A relative of one of the men told The Times of Israel on Tuesday that separatist social media accounts took advantage of the Israelis’ trip to claim that the three supported separatist groups in Biafra.
The documentary series “is designed to educate viewers about the religious and cultural experiences of lesser-known Jewish communities. Their objective is to interview members of Jewish communities in several African countries, as well as Jewish communities in China, India, Afghanistan and elsewhere, ”the families said.
“This documentary is not intended to make political statements about the countries in which filming will take place, and the film crew does not endorse any political movement.

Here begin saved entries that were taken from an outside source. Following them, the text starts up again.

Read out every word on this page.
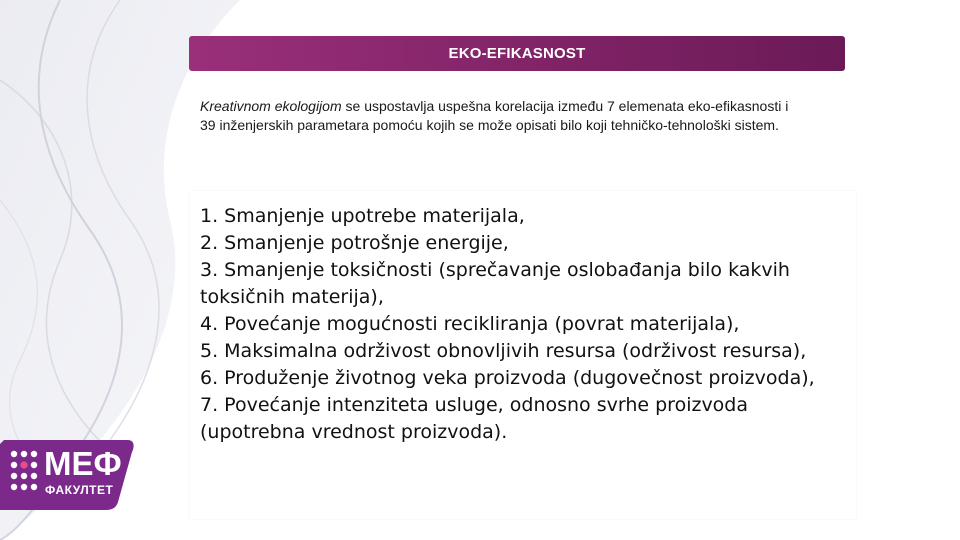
EKO-EFIKASNOST
Kreativnom ekologijom se uspostavlja uspešna korelacija između 7 elemenata eko-efikasnosti i 39 inženjerskih parametara pomoću kojih se može opisati bilo koji tehničko-tehnološki sistem.
1. Smanjenje upotrebe materijala,
2. Smanjenje potrošnje energije,
3. Smanjenje toksičnosti (sprečavanje oslobađanja bilo kakvih toksičnih materija),
4. Povećanje mogućnosti recikliranja (povrat materijala),
5. Maksimalna održivost obnovljivih resursa (održivost resursa),
6. Produženje životnog veka proizvoda (dugovečnost proizvoda),
7. Povećanje intenziteta usluge, odnosno svrhe proizvoda (upotrebna vrednost proizvoda).
МЕФ
ФАКУЛТЕТ
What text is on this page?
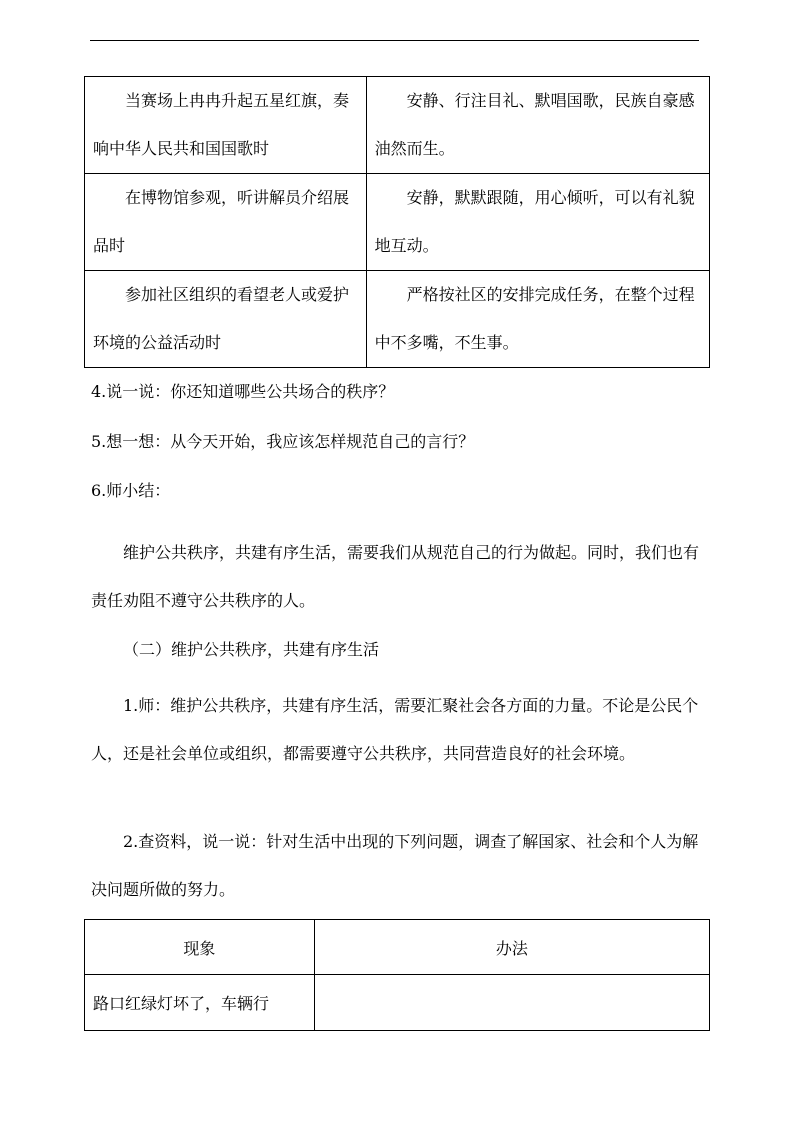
当赛场上冉冉升起五星红旗，奏响中华人民共和国国歌时	安静、行注目礼、默唱国歌，民族自豪感油然而生。

在博物馆参观，听讲解员介绍展品时	安静，默默跟随，用心倾听，可以有礼貌地互动。

参加社区组织的看望老人或爱护环境的公益活动时	严格按社区的安排完成任务，在整个过程中不多嘴，不生事。

4.说一说：你还知道哪些公共场合的秩序？

5.想一想：从今天开始，我应该怎样规范自己的言行？

6.师小结：

维护公共秩序，共建有序生活，需要我们从规范自己的行为做起。同时，我们也有责任劝阻不遵守公共秩序的人。

（二）维护公共秩序，共建有序生活

1.师：维护公共秩序，共建有序生活，需要汇聚社会各方面的力量。不论是公民个人，还是社会单位或组织，都需要遵守公共秩序，共同营造良好的社会环境。

2.查资料，说一说：针对生活中出现的下列问题，调查了解国家、社会和个人为解决问题所做的努力。

现象	办法
路口红绿灯坏了，车辆行	
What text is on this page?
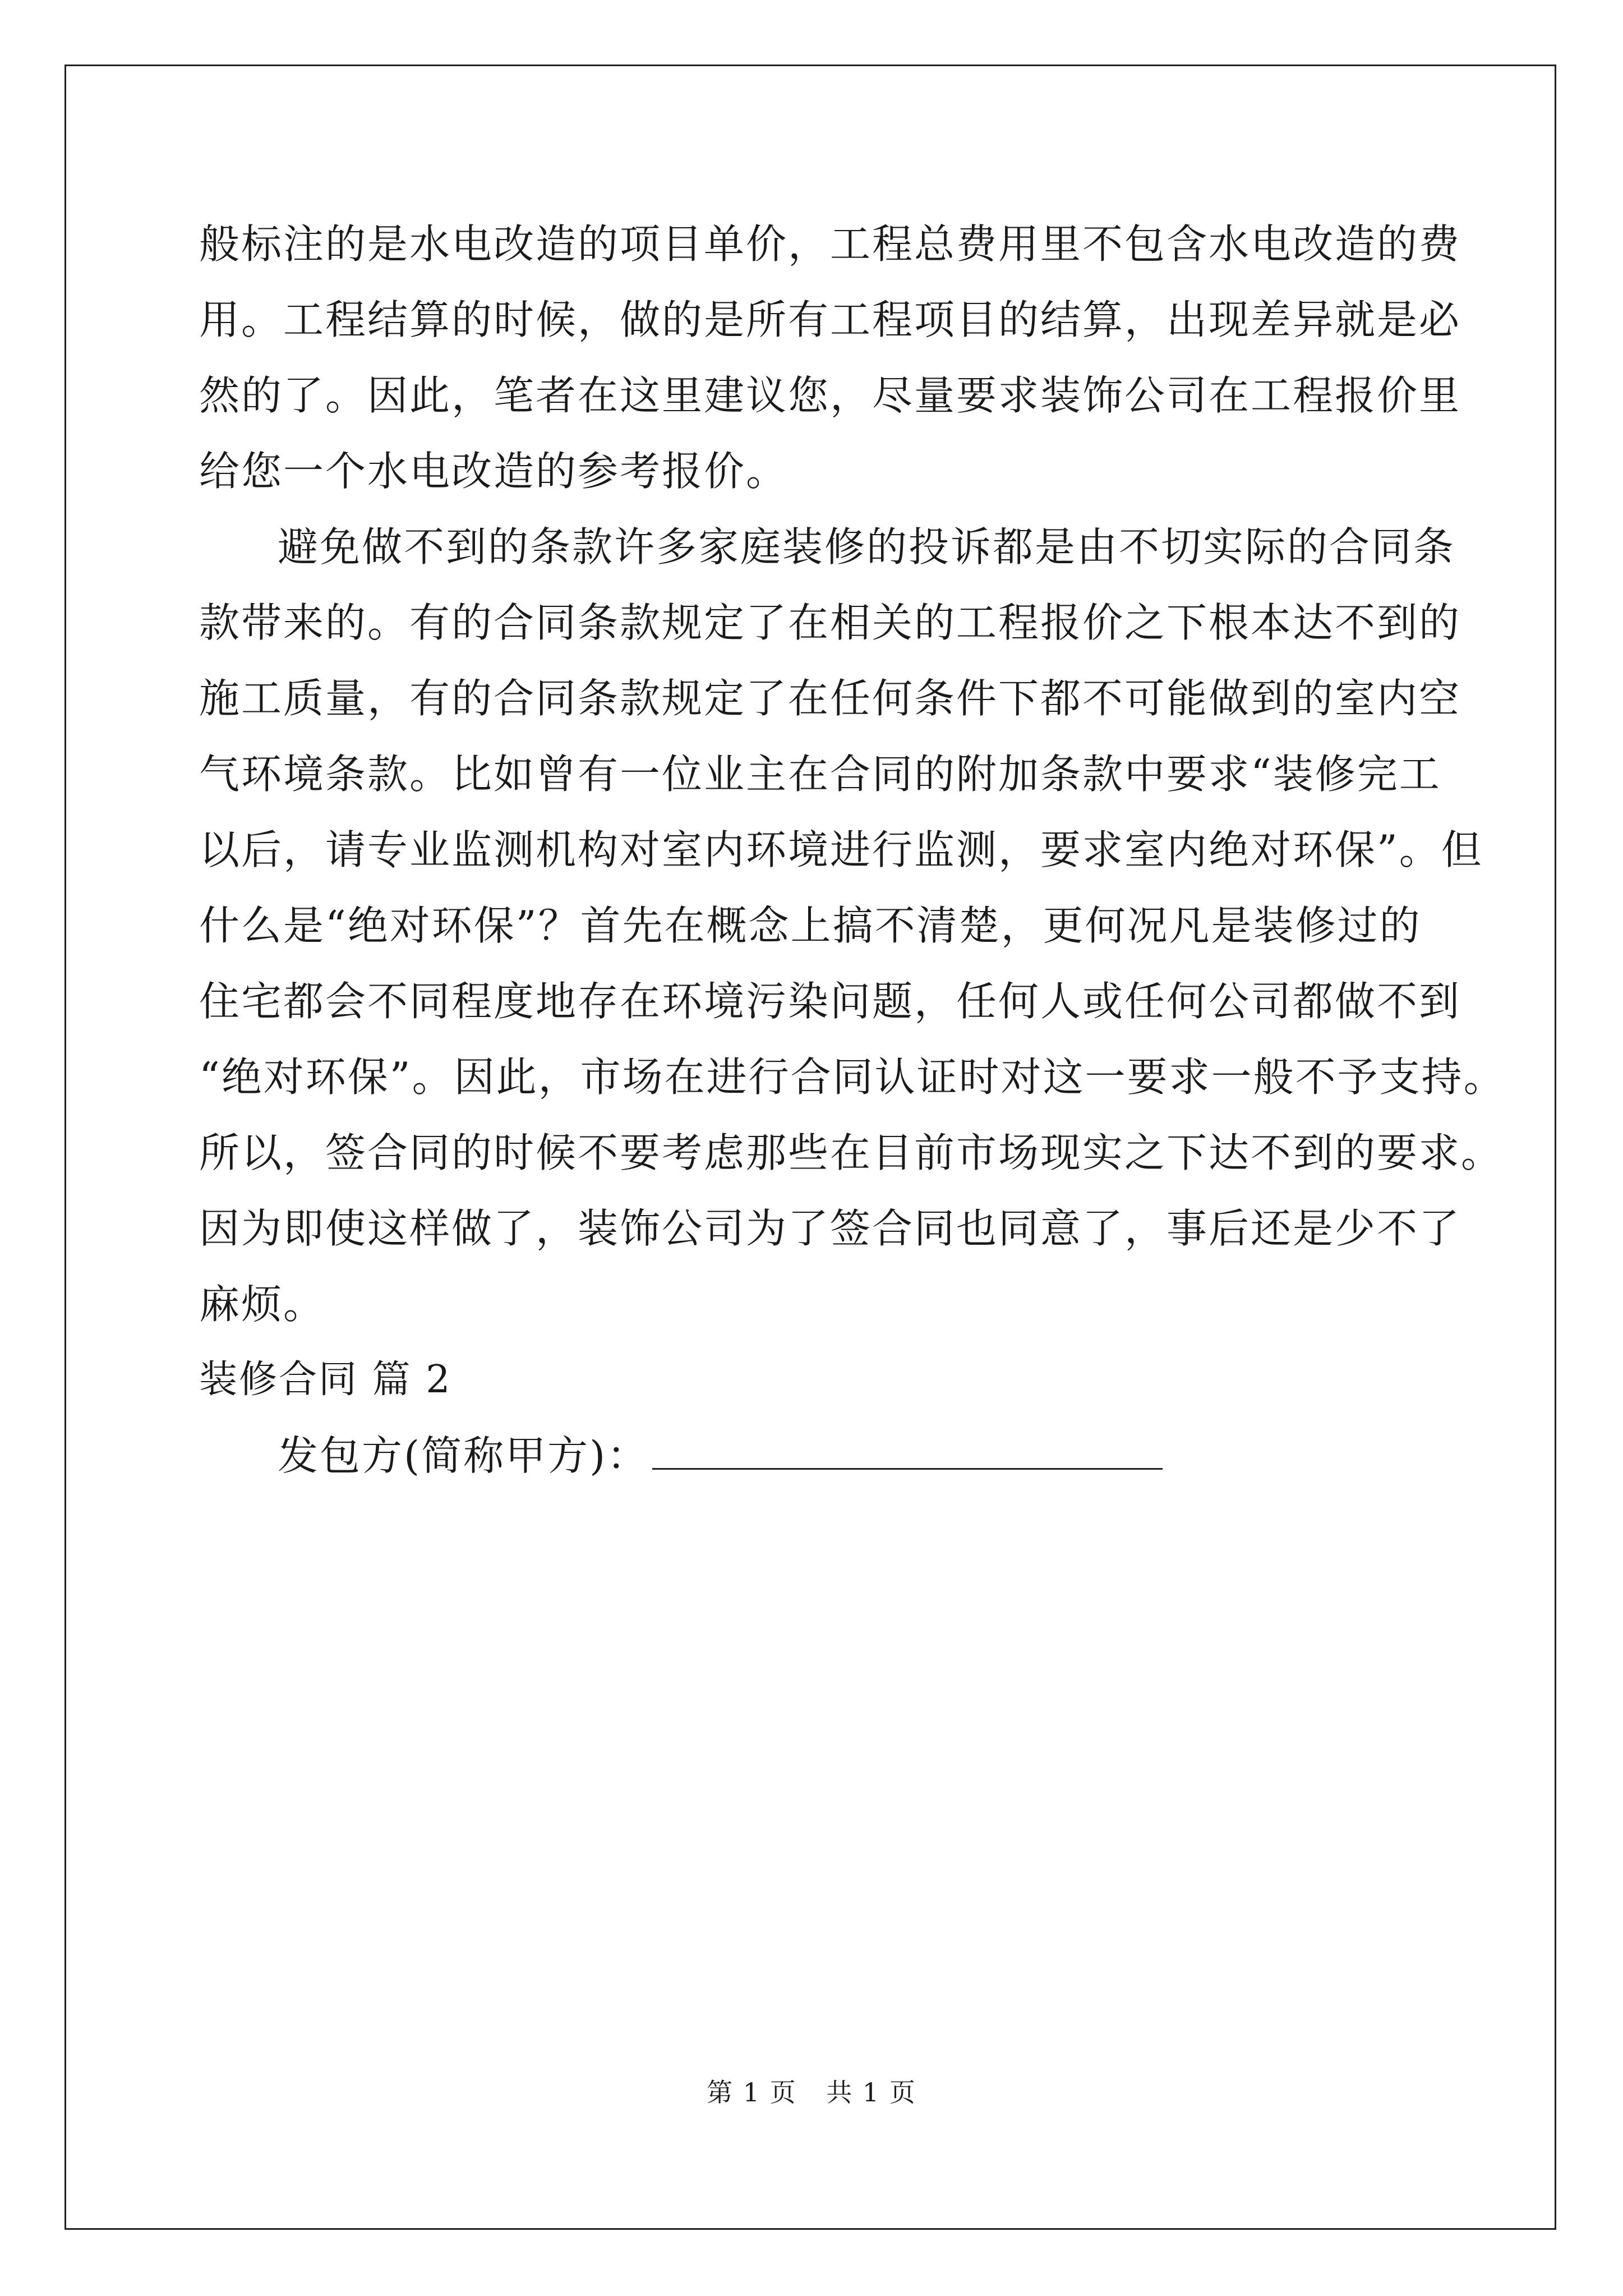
般标注的是水电改造的项目单价，工程总费用里不包含水电改造的费
用。工程结算的时候，做的是所有工程项目的结算，出现差异就是必
然的了。因此，笔者在这里建议您，尽量要求装饰公司在工程报价里
给您一个水电改造的参考报价。
避免做不到的条款许多家庭装修的投诉都是由不切实际的合同条
款带来的。有的合同条款规定了在相关的工程报价之下根本达不到的
施工质量，有的合同条款规定了在任何条件下都不可能做到的室内空
气环境条款。比如曾有一位业主在合同的附加条款中要求“装修完工
以后，请专业监测机构对室内环境进行监测，要求室内绝对环保”。但
什么是“绝对环保”？首先在概念上搞不清楚，更何况凡是装修过的
住宅都会不同程度地存在环境污染问题，任何人或任何公司都做不到
“绝对环保”。因此，市场在进行合同认证时对这一要求一般不予支持。
所以，签合同的时候不要考虑那些在目前市场现实之下达不到的要求。
因为即使这样做了，装饰公司为了签合同也同意了，事后还是少不了
麻烦。
装修合同 篇 2
发包方(简称甲方)：
第 1 页 共 1 页
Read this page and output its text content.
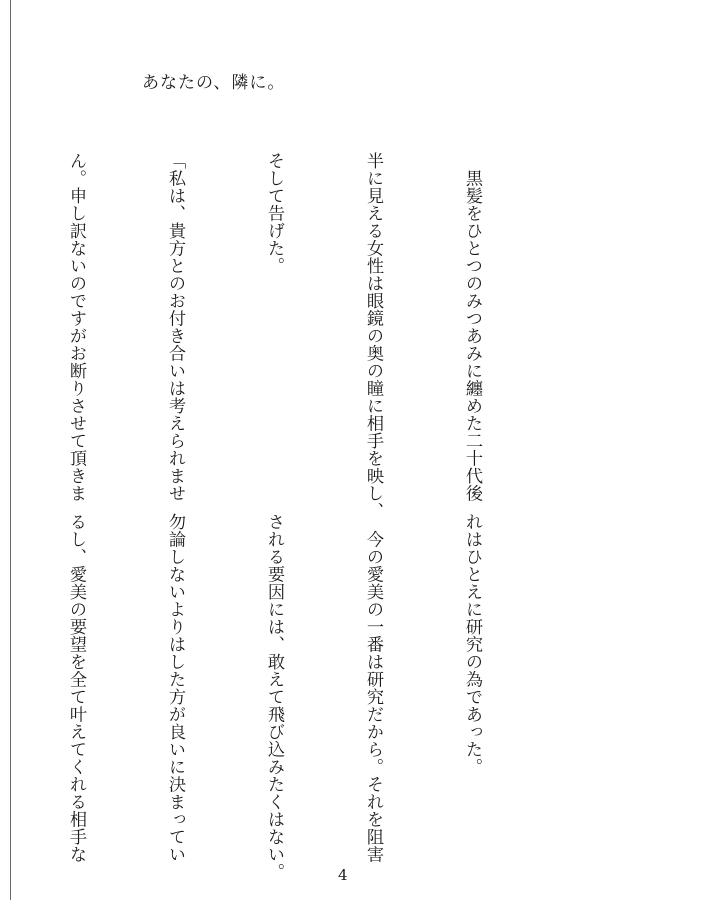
あなたの、隣に。

　黒髪をひとつのみつあみに纏めた二十代後

半に見える女性は眼鏡の奥の瞳に相手を映し、

そして告げた。

「私は、貴方とのお付き合いは考えられませ

ん。申し訳ないのですがお断りさせて頂きま

れはひとえに研究の為であった。

　今の愛美の一番は研究だから。それを阻害

される要因には、敢えて飛び込みたくはない。

勿論しないよりはした方が良いに決まってい

るし、愛美の要望を全て叶えてくれる相手な

4
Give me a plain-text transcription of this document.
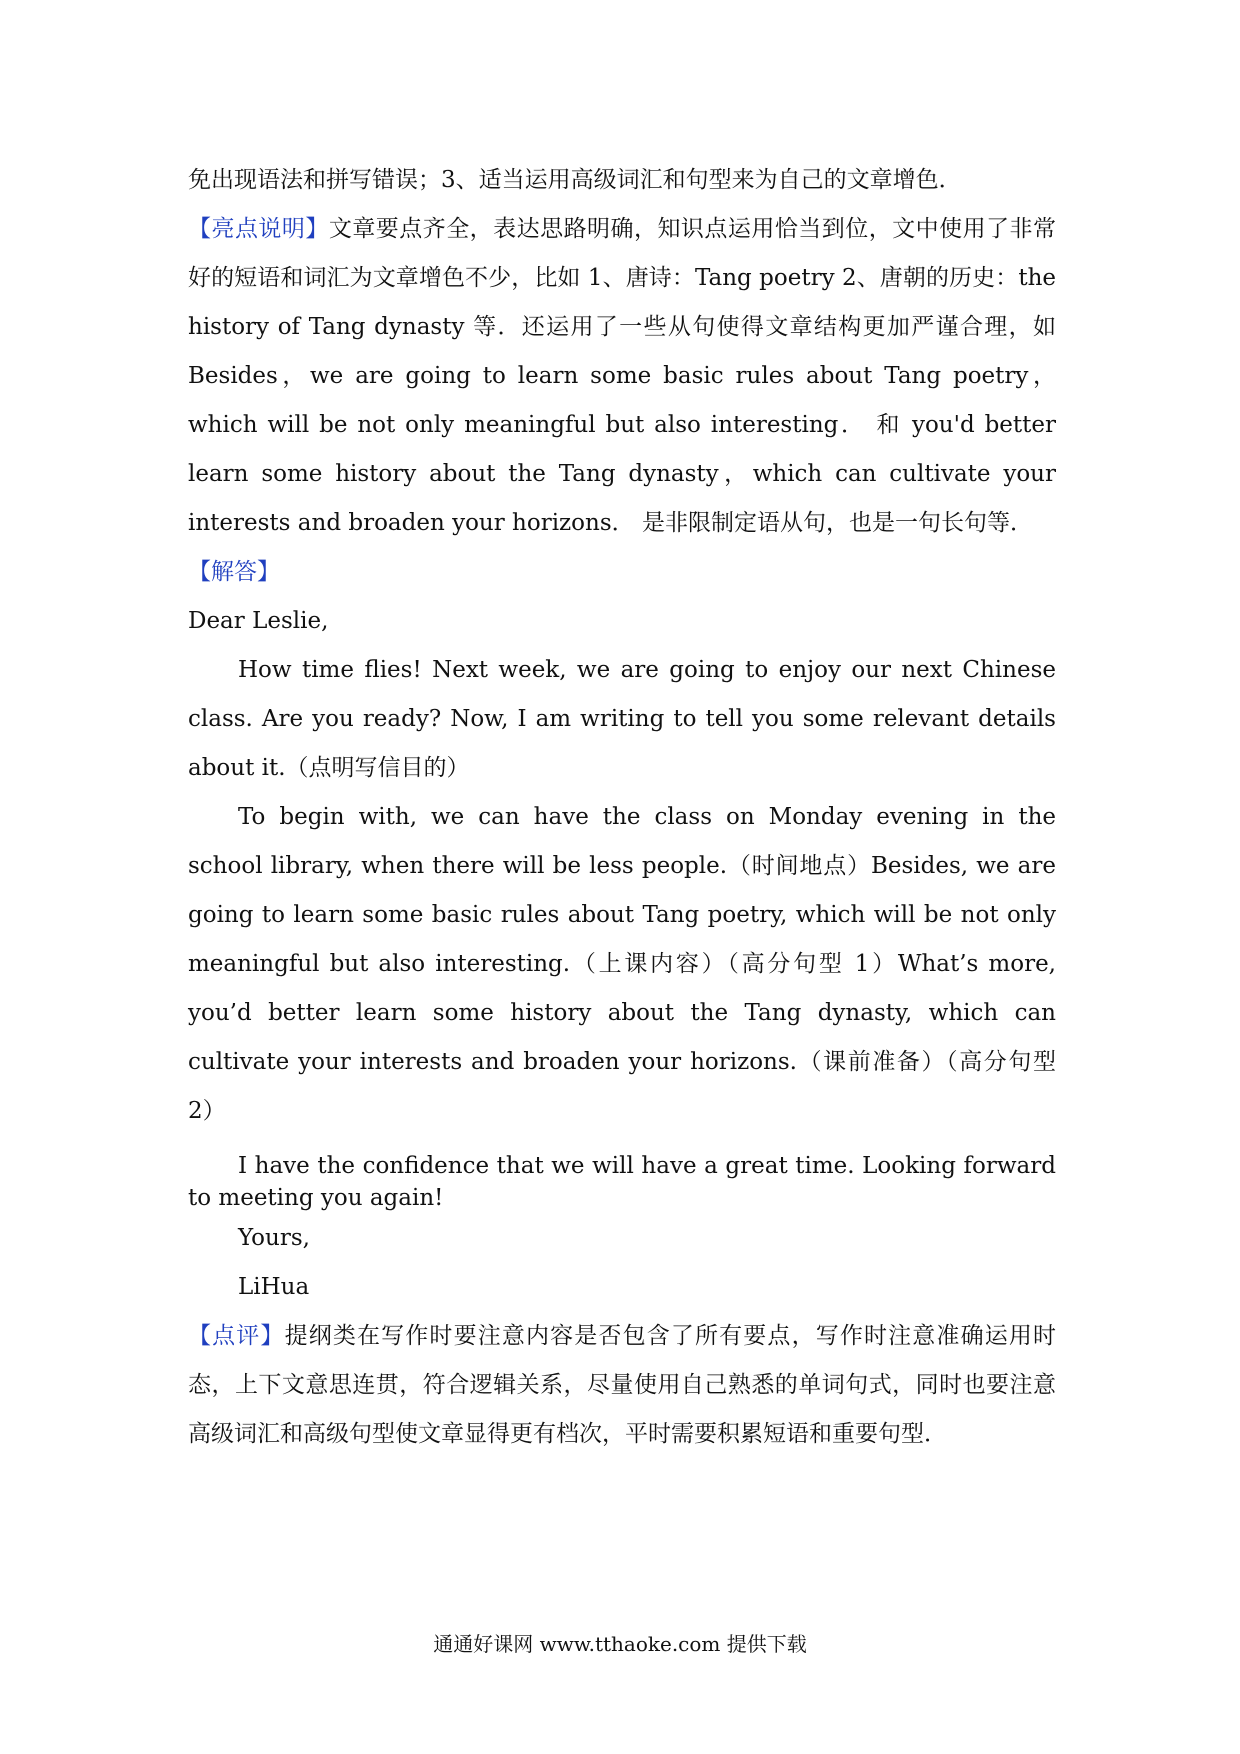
免出现语法和拼写错误；3、适当运用高级词汇和句型来为自己的文章增色．

【亮点说明】文章要点齐全，表达思路明确，知识点运用恰当到位，文中使用了非常好的短语和词汇为文章增色不少，比如 1、唐诗：Tang poetry 2、唐朝的历史：the history of Tang dynasty 等．还运用了一些从句使得文章结构更加严谨合理，如 Besides，we are going to learn some basic rules about Tang poetry，which will be not only meaningful but also interesting． 和 you'd better learn some history about the Tang dynasty，which can cultivate your interests and broaden your horizons． 是非限制定语从句，也是一句长句等．

【解答】

Dear Leslie,

How time flies! Next week, we are going to enjoy our next Chinese class. Are you ready? Now, I am writing to tell you some relevant details about it.（点明写信目的）

To begin with, we can have the class on Monday evening in the school library, when there will be less people.（时间地点）Besides, we are going to learn some basic rules about Tang poetry, which will be not only meaningful but also interesting.（上课内容）（高分句型 1）What’s more, you’d better learn some history about the Tang dynasty, which can cultivate your interests and broaden your horizons.（课前准备）（高分句型 2）

I have the confidence that we will have a great time. Looking forward to meeting you again!

Yours,

LiHua

【点评】提纲类在写作时要注意内容是否包含了所有要点，写作时注意准确运用时态，上下文意思连贯，符合逻辑关系，尽量使用自己熟悉的单词句式，同时也要注意高级词汇和高级句型使文章显得更有档次，平时需要积累短语和重要句型．

通通好课网 www.tthaoke.com 提供下载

The film crew acts as a guest visiting the country and its different communities – there is no political connotation, ”they said.
The filmmakers were aware of the political sensitivity surrounding the filming of the Igbo community. Last Thursday, the Facebook page “We Were Never Lost” noted: “We take no position on political movements because we are not here as politicians or as a member of any government delegation. “
One of the detainees, Benaym, was temporarily released from custody on Tuesday evening and handed over to the French embassy in Abuja for unspecified medical reasons, a spokesman for the Israeli Foreign Ministry told Wednesday. Times of Israel.
The families confirmed the details, saying that “as a sign of appeasement, the DSS authorized the French Embassy to welcome Edouard David Benaym on Tuesday evening for medical treatment, with the intention of bringing him back into custody. the next day to continue. investigation.”
While a family friend of one of the detainees told The Times of Israel that former Israeli minister Ayoub Kara had traveled to Nigeria to participate in the talks, the ministry spokesman said Kara was was already in Nigeria and was not involved in the diplomatic effort.
Kara did not respond to a request for comment.
“We are working diligently with the American, Israeli and French embassies on this issue, and we greatly appreciate the attention they have given to the situation. Their involvement helped improve conditions for filmmakers while in detention – including the delivery of kosher meals prepared by the local Chabad, ”the families of the detainees said.
“We hope the DSS will quickly conclude what the facts support – that the film crew has no political motive and that the crew should be released as soon as possible,” they concluded.
In January, a conflict erupted in southeastern Nigeria between Nigerian forces and the military wing of the Biafra Indigenous Peoples Movement (IPOB). The fight is on.
A previous unilateral declaration of independence by the Igbo people in 1967 sparked a brutal 30-month civil war that left over a million dead.
In 2018, fugitive pro-Biafran separatist leader Nnamdi Kanu gave a radio broadcast saying he was in Israel and indicating that he owed his survival to the Jewish state.
Kanu, a former London real estate agent, runs IPOB and the banned pirate radio station Radio Biafra. He maintains that the Igbo people, the majority in southeastern Nigeria, are a lost tribe of Israel and his mission is to lead them to the Promised Land of Biafra.
Kanu faces charges of treason in his homeland. He was arrested by Interpol in the Czech Republic in June 2021.
AFP and Times of Israel staff contributed to this report.